Du film il ne sera pas ici question, c’est la musique qui prime d’autant que celle-ci nous emballe dés les premières mesures discrètes du « Aaron » inaugural, 6 minutes répétitives où la mélancolie sourde cajole et vient comme nous étrangler armée d’une étoffe de soie.

Avant la découverte de cet album le nom de Paul Kalkbrenner était quasi-inconnu, de nos oreilles c’est à peine si le nom évoquait la scène berlinoise et une jeunesse passée de l’autre côté du mur du temps des deux Allemagnes.

La découverte est de taille.

Sa musique oscille entre un penchant mélancolique (« Aaron », « Azure » et d’autres)  et un aspect plus purement techno (l’épatant « Bengang », l’acéré «Torted» ou encore le « Gebrunn Gebrunn » final). Lustré par un son froid et sec (minimaliste quoi) le grain sonore vient se coller à nous comme le premier coup de soleil (noir) venu. Superbe de bout en bout, ce disque est comme une révélation.

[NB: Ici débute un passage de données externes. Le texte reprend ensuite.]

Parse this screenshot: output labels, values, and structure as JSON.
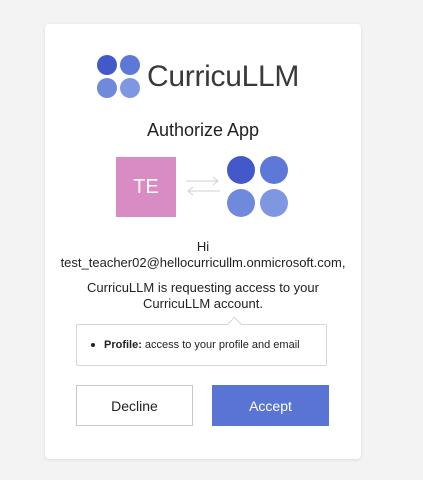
{
  "brand": {
    "name": "CurricuLLM",
    "colors": [
      "#4358c9",
      "#5e78d8",
      "#6f89dc",
      "#7f97e1"
    ]
  },
  "dialog": {
    "title": "Authorize App",
    "user": {
      "initials": "TE",
      "avatar_color": "#d98bc3"
    },
    "greeting_line1": "Hi",
    "greeting_line2": "test_teacher02@hellocurricullm.onmicrosoft.com,",
    "request_line1": "CurricuLLM is requesting access to your",
    "request_line2": "CurricuLLM account.",
    "permissions": [
      {
        "name": "Profile:",
        "description": "access to your profile and email"
      }
    ],
    "decline_label": "Decline",
    "accept_label": "Accept",
    "accept_color": "#5a74d6"
  }
}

« Sky and Sand », la piste 4, éblouit par un apport vocal qui emporte la musique au plus haut et au plus loin (sans compter sur la belle symbolique d’un château de sable construit dans le ciel). Ce morceau est de ceux qu’on a envie d’envoyer à la figure des détracteurs de cette musique « pas jouée », ces assemblages de sons réalisés soi-disant par des geeks collés à leur ordinateur un casque XXXL sur les oreilles, une merveille parmi les merveilles.

Sorti sur le label d’Ellen Allien, voilà la musique idéale pour accompagner vos before et vos after, un disque à écouter aussi dans le silence solitaire de la nuit, là où un petit est-allemand chauve éblouit le commun des mélomanes de ses mélodies synthétiques et tire encore un peu plus loin le moindre de nos rêves.